Rescue crews in both countries are hunting for survivors as experts wonder if the quakes might be connected
ECUADOR, Portoviejo: Houses affected by the earthquake of 7.8 degrees on the richter scale, in Manta, Sunday 17 April 2016 (Photo by Jean Faget / ACGPHOTO/NurPhoto).


Starting this past Thursday and then again on Saturday, Japan's Kyushu region (found in the southern part of the country) was hit by twin earthquakes. The quakes measured 6.2 and 7.0 on the Richter scale (a way of measuring the overall strength of an earthquake, the higher the number, the more powerful the quake).

Then later on Saturday evening, an even more powerful 7.8 earthquake hit the South American country of Ecuador. This is the worst earthquake to hit there in decades — even though 7.8 doesn't sound much higher than 7.0, the Ecuadorian quake was actually 16 times more powerful than the second Japanese one.

Combined, these quakes left behind a devastating trail of damage, fires, and broken bridges and buildings. Rescue crews, as well as thousands of police and armed forces,  have been working endlessly to search for survivors trapped in collapsed buildings. In Japan, close to 50 people have died in the two earthquakes, with nearly 1,000 people injured. In Ecuador, 272 people have died so far, while over 2,500 people are injured.

The Ring of Fire


The ring of fire

Japan and Ecuador are in different hemispheres, over 15,000 kilometres (9,000 miles) apart and separated by the entire Pacific Ocean. But because the quakes happened so close together (Japan's second quake was on Saturday morning their time, Ecuador's later that evening), people can't help but wonder if they are connected. One thing that the two countries have in common is that they are both a part of the Ring of Fire.

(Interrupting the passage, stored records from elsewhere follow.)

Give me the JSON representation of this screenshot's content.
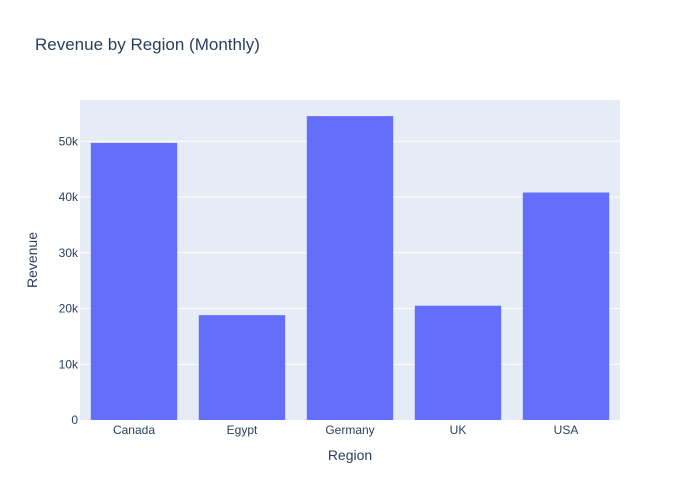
{
  "chart_data": {
    "type": "bar",
    "title": "Revenue by Region (Monthly)",
    "xlabel": "Region",
    "ylabel": "Revenue",
    "categories": [
      "Canada",
      "Egypt",
      "Germany",
      "UK",
      "USA"
    ],
    "values": [
      49700,
      18800,
      54500,
      20500,
      40800
    ],
    "ylim": [
      0,
      57400
    ],
    "y_ticks": [
      0,
      10000,
      20000,
      30000,
      40000,
      50000
    ],
    "y_tick_labels": [
      "0",
      "10k",
      "20k",
      "30k",
      "40k",
      "50k"
    ],
    "grid": true,
    "legend": false,
    "colors": {
      "bar": "#636efa",
      "plot_background": "#e5ecf6",
      "grid": "#ffffff",
      "text": "#2a3f5f"
    }
  }
}
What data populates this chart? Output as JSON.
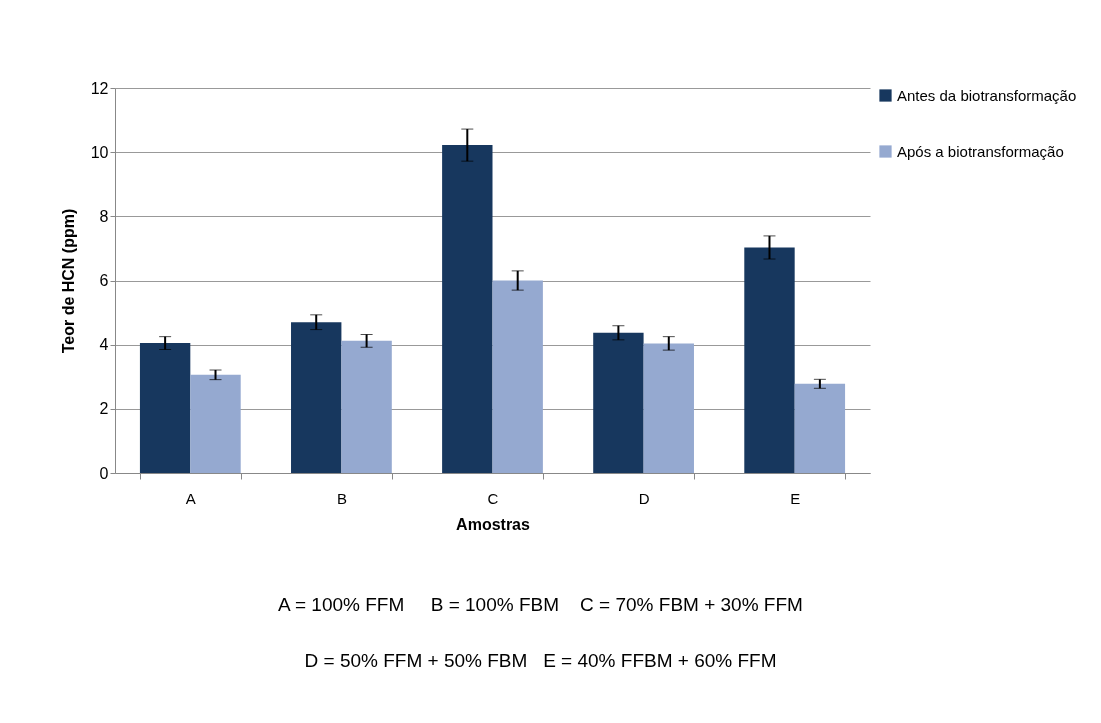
{
  "chart_data": {
    "type": "bar",
    "xlabel": "Amostras",
    "ylabel": "Teor de HCN (ppm)",
    "categories": [
      "A",
      "B",
      "C",
      "D",
      "E"
    ],
    "series": [
      {
        "name": "Antes da biotransformação",
        "color": "#17375e",
        "values": [
          4.05,
          4.7,
          10.22,
          4.37,
          7.03
        ],
        "errors": [
          0.2,
          0.23,
          0.5,
          0.22,
          0.36
        ]
      },
      {
        "name": "Após a biotransformação",
        "color": "#95a9d0",
        "values": [
          3.06,
          4.12,
          6.0,
          4.04,
          2.78
        ],
        "errors": [
          0.15,
          0.2,
          0.3,
          0.21,
          0.14
        ]
      }
    ],
    "ylim": [
      0,
      12
    ],
    "yticks": [
      0,
      2,
      4,
      6,
      8,
      10,
      12
    ],
    "grid": "y",
    "legend": "right",
    "annotations": [
      "A = 100% FFM     B = 100% FBM    C = 70% FBM + 30% FFM",
      "D = 50% FFM + 50% FBM   E = 40% FFBM + 60% FFM"
    ]
  }
}
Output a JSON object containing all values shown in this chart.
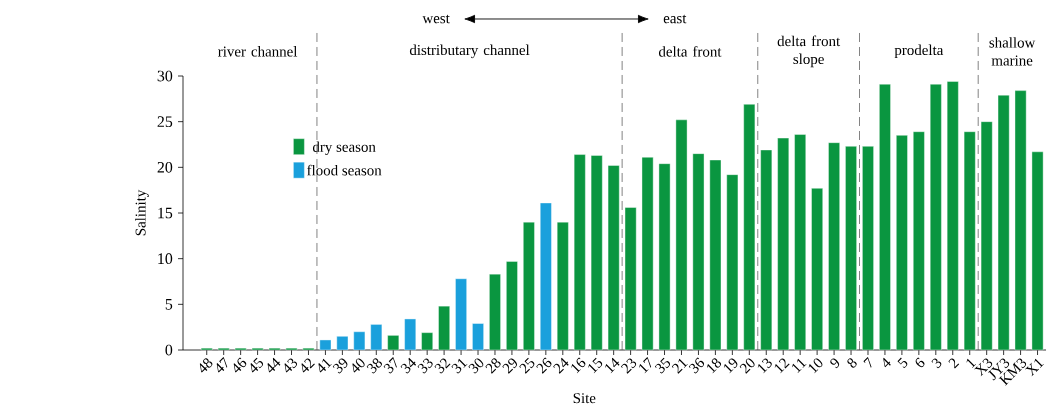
{
  "chart_data": {
    "type": "bar",
    "xlabel": "Site",
    "ylabel": "Salinity",
    "categories": [
      "48",
      "47",
      "46",
      "45",
      "44",
      "43",
      "42",
      "41",
      "39",
      "40",
      "38",
      "37",
      "34",
      "33",
      "32",
      "31",
      "30",
      "28",
      "29",
      "25",
      "26",
      "24",
      "16",
      "15",
      "14",
      "23",
      "17",
      "35",
      "21",
      "36",
      "18",
      "19",
      "20",
      "13",
      "12",
      "11",
      "10",
      "9",
      "8",
      "7",
      "4",
      "5",
      "6",
      "3",
      "2",
      "1",
      "X3",
      "JY3",
      "KM3",
      "X1"
    ],
    "series": [
      {
        "name": "dry season",
        "color": "#0a9640",
        "values": [
          0.2,
          0.2,
          0.2,
          0.2,
          0.2,
          0.2,
          0.2,
          null,
          null,
          null,
          null,
          1.6,
          null,
          1.9,
          4.8,
          null,
          null,
          8.3,
          9.7,
          14.0,
          null,
          14.0,
          21.4,
          21.3,
          20.2,
          15.6,
          21.1,
          20.4,
          25.2,
          21.5,
          20.8,
          19.2,
          26.9,
          21.9,
          23.2,
          23.6,
          17.7,
          22.7,
          22.3,
          22.3,
          29.1,
          23.5,
          23.9,
          29.1,
          29.4,
          23.9,
          25.0,
          27.9,
          28.4,
          21.7
        ]
      },
      {
        "name": "flood season",
        "color": "#1aa0dc",
        "values": [
          null,
          null,
          null,
          null,
          null,
          null,
          null,
          1.1,
          1.5,
          2.0,
          2.8,
          null,
          3.4,
          null,
          null,
          7.8,
          2.9,
          null,
          null,
          null,
          16.1,
          null,
          null,
          null,
          null,
          null,
          null,
          null,
          null,
          null,
          null,
          null,
          null,
          null,
          null,
          null,
          null,
          null,
          null,
          null,
          null,
          null,
          null,
          null,
          null,
          null,
          null,
          null,
          null,
          null
        ]
      }
    ],
    "ylim": [
      0,
      30
    ],
    "yticks": [
      0,
      5,
      10,
      15,
      20,
      25,
      30
    ],
    "legend": "top left",
    "annotations": [
      "west",
      "east",
      "river channel",
      "distributary channel",
      "delta front",
      "delta front slope",
      "prodelta",
      "shallow marine"
    ]
  }
}
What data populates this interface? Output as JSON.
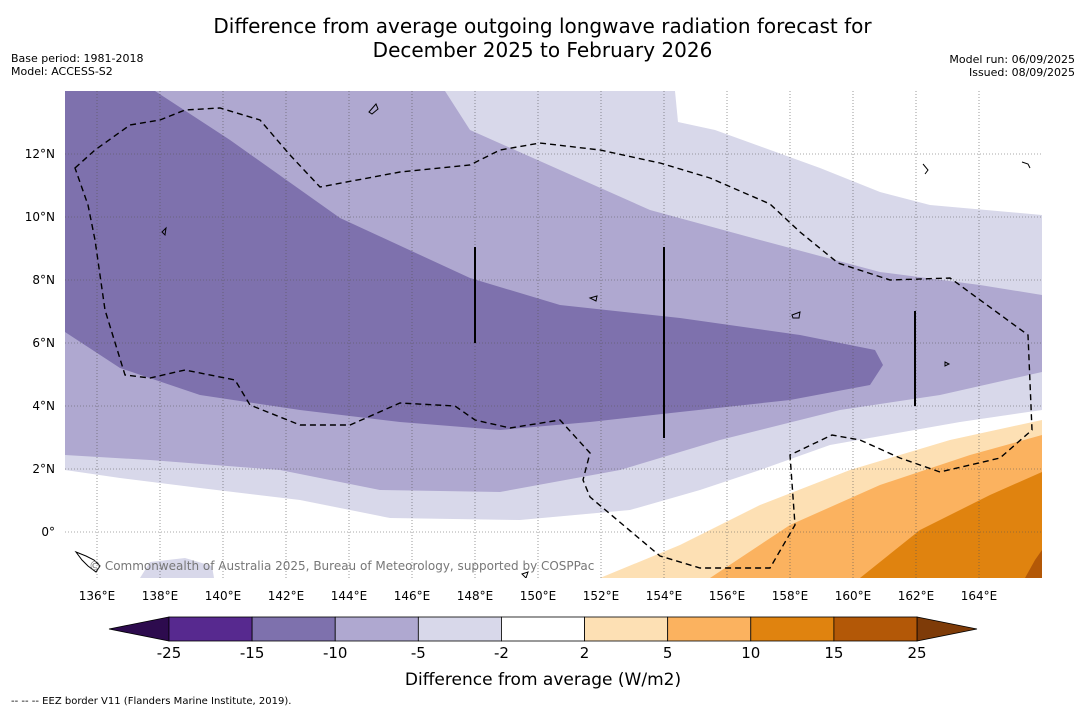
{
  "title_line1": "Difference from average outgoing longwave radiation forecast for",
  "title_line2": "December 2025 to February 2026",
  "base_period": "Base period: 1981-2018",
  "model": "Model: ACCESS-S2",
  "model_run": "Model run: 06/09/2025",
  "issued": "Issued: 08/09/2025",
  "copyright": "© Commonwealth of Australia 2025, Bureau of Meteorology, supported by COSPPac",
  "lat_labels": [
    "12°N",
    "10°N",
    "8°N",
    "6°N",
    "4°N",
    "2°N",
    "0°"
  ],
  "lon_labels": [
    "136°E",
    "138°E",
    "140°E",
    "142°E",
    "144°E",
    "146°E",
    "148°E",
    "150°E",
    "152°E",
    "154°E",
    "156°E",
    "158°E",
    "160°E",
    "162°E",
    "164°E"
  ],
  "colorbar": {
    "title": "Difference from average (W/m2)",
    "labels": [
      "-25",
      "-15",
      "-10",
      "-5",
      "-2",
      "2",
      "5",
      "10",
      "15",
      "25"
    ],
    "colors": [
      "#57298f",
      "#7e71ad",
      "#afa8d0",
      "#d8d8ea",
      "#ffffff",
      "#fde0b4",
      "#fbb25f",
      "#e0830f",
      "#b35807"
    ],
    "under_color": "#2d0b4e",
    "over_color": "#7e3b08"
  },
  "footnote": "-- -- -- EEZ border V11 (Flanders Marine Institute, 2019)."
}
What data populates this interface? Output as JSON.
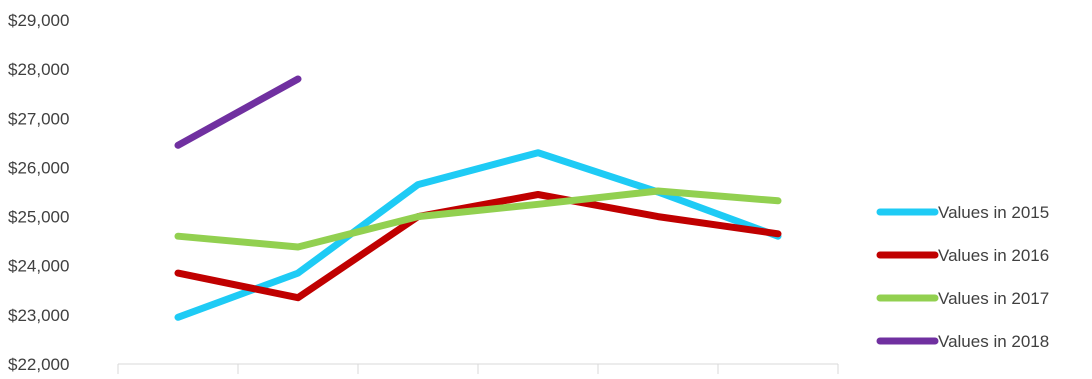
{
  "chart_data": {
    "type": "line",
    "categories": [
      "",
      "",
      "",
      "",
      "",
      ""
    ],
    "ylim": [
      22000,
      29000
    ],
    "ytick_labels": [
      "$22,000",
      "$23,000",
      "$24,000",
      "$25,000",
      "$26,000",
      "$27,000",
      "$28,000",
      "$29,000"
    ],
    "ytick_values": [
      22000,
      23000,
      24000,
      25000,
      26000,
      27000,
      28000,
      29000
    ],
    "grid": false,
    "legend_position": "right",
    "series": [
      {
        "name": "Values in 2015",
        "color": "#1ECBF5",
        "values": [
          22950,
          23850,
          25650,
          26300,
          25500,
          24600
        ]
      },
      {
        "name": "Values in 2016",
        "color": "#C00000",
        "values": [
          23850,
          23350,
          25000,
          25450,
          25000,
          24650
        ]
      },
      {
        "name": "Values in 2017",
        "color": "#92D050",
        "values": [
          24600,
          24380,
          25000,
          25250,
          25520,
          25320
        ]
      },
      {
        "name": "Values in 2018",
        "color": "#7030A0",
        "values": [
          26450,
          27800,
          null,
          null,
          null,
          null
        ]
      }
    ]
  }
}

This "ring" is an area of high volcanic and earthquake activity. It runs along the coasts of the Pacific Ocean, from New Zealand to Papua New Guinea, up through Philippines and Japan, then across to western Canada and the United States, over most of Mexico and Central America, and finally down western South America, ending at Chile. 90% of the world's earthquakes happen here, so what happened in Japan and Ecuador could just be a terrible coincidence. Researchers will need more time to determine whether or not they might be related.

Regardless, the devastation is a scary reminder of how challenging it can be to prepare for emergencies like this.